Scotiabank profit hits record in second quarter
Third of Canada's big banks to beat expectations last quarter
Scotiabank boosted its second-quarter net profit by 14 per cent to $1.8 billion, helped by its Canadian banking and global wealth and insurance segments.
That's up from $1.58 billion in the same quarter of 2013.
Scotiabank said its Canadian banking segment achieved double-digit growth in both credit card and automotive lending volumes.
Earnings per share diluted were $1.39 compared with $1.22 year-over-year.
Adjusted diluted earnings per share were $1.40, beating analysts' estimates of $1.31.
Scotia continued the pattern of better than anticipated results- Bank analyst John Aiken
Scotiabank is the third of the big banks to report second-quarter earnings after Royal Bank and TD Bank, which also posted healthy profits and beat expectations.
Its total revenue was $5.7 billion compared with $5.3 billion in the same quarter last year and return on equity was 16.3 per cent, down from 16.5 per cent.
The provision for credit losses was $375 million in the quarter, up $32 million from the same period last year. The bank said the year-over-year increase was primarily due to higher provisions in its international banking segment.
Barclays analyst John Aiken called it an impressive quarter for Scotiabank, well ahead of expectations. But he said the uptick in provision for credit losses may be an issue for some investors.
"Scotia continued the pattern of better than anticipated results for the Canadian banks, however, its approach was decidedly different than what investors saw with Royal and TD last week," Aiken said in a research note.

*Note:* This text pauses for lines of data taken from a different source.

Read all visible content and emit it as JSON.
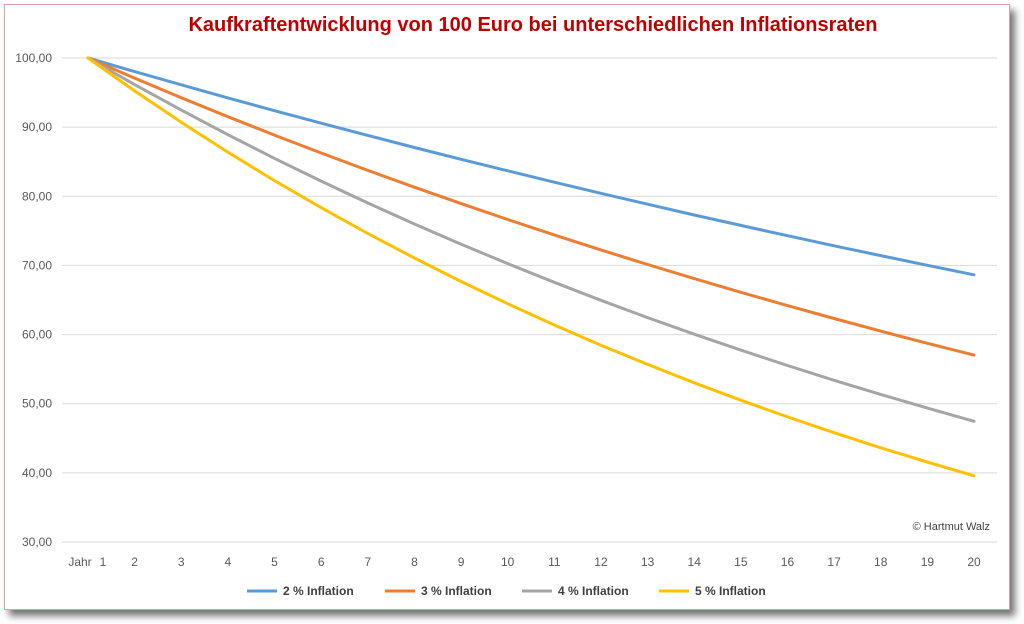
{
  "chart_data": {
    "type": "line",
    "title": "Kaufkraftentwicklung von 100 Euro bei unterschiedlichen Inflationsraten",
    "x_axis_first_label": "Jahr",
    "x": [
      1,
      2,
      3,
      4,
      5,
      6,
      7,
      8,
      9,
      10,
      11,
      12,
      13,
      14,
      15,
      16,
      17,
      18,
      19,
      20
    ],
    "ylim": [
      30,
      100
    ],
    "yticks": [
      "30,00",
      "40,00",
      "50,00",
      "60,00",
      "70,00",
      "80,00",
      "90,00",
      "100,00"
    ],
    "ytick_values": [
      30,
      40,
      50,
      60,
      70,
      80,
      90,
      100
    ],
    "grid": true,
    "legend_position": "bottom",
    "annotation": "© Hartmut Walz",
    "series": [
      {
        "name": "2 % Inflation",
        "color": "#5b9bd5",
        "values": [
          100.0,
          98.04,
          96.12,
          94.23,
          92.38,
          90.57,
          88.8,
          87.06,
          85.35,
          83.68,
          82.03,
          80.43,
          78.85,
          77.3,
          75.79,
          74.3,
          72.84,
          71.42,
          70.02,
          68.64
        ]
      },
      {
        "name": "3 % Inflation",
        "color": "#ed7d31",
        "values": [
          100.0,
          97.09,
          94.26,
          91.51,
          88.85,
          86.26,
          83.75,
          81.31,
          78.94,
          76.64,
          74.41,
          72.24,
          70.14,
          68.1,
          66.11,
          64.19,
          62.32,
          60.5,
          58.74,
          57.03
        ]
      },
      {
        "name": "4 % Inflation",
        "color": "#a5a5a5",
        "values": [
          100.0,
          96.15,
          92.46,
          88.9,
          85.48,
          82.19,
          79.03,
          75.99,
          73.07,
          70.26,
          67.56,
          64.96,
          62.46,
          60.06,
          57.75,
          55.53,
          53.39,
          51.34,
          49.36,
          47.46
        ]
      },
      {
        "name": "5 % Inflation",
        "color": "#ffc000",
        "values": [
          100.0,
          95.24,
          90.7,
          86.38,
          82.27,
          78.35,
          74.62,
          71.07,
          67.68,
          64.46,
          61.39,
          58.47,
          55.68,
          53.03,
          50.51,
          48.1,
          45.81,
          43.63,
          41.55,
          39.57
        ]
      }
    ]
  }
}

"Scotia's bottom line did not benefit from better than anticipated credit quality. In fact, it saw some modest deterioration in domestic credit quality and incurred higher provisions in the Caribbean, driving up the total for International, despite moderation in Latin America."
The bank said its global wealth and insurance segment benefited from favourable market conditions.
Earlier this month, Scotiabank announced that it wants to sell its 37 per cent stake in CI Financial Corp., worth about $3.8 billion, saying it believes it can more profitably deploy the capital elsewhere.
"While we have not yet made any decisions on the timing or the method of affecting this disposition, our intention is for an orderly transaction or series of transactions," said Scotiabank president and CEO Brian Porter in a conference call with analysts.
"We don't know how this is going to unfold, whether it's done in one transaction or a series of transactions and the timing of the disposition is uncertain to date," he added.
In the quarter, Scotiabank's ING Direct Canada was renamed Tangerine.
Earlier this month, Scotiabank signed a deal to buy a 20 per cent stake in Canadian Tire's financial services business for $500 million in cash as part of a strategic partnership between the companies. Scotiabank has said it will also provide up to $2.25 billion in credit card receivables financing for Canadian Tire's financial services business.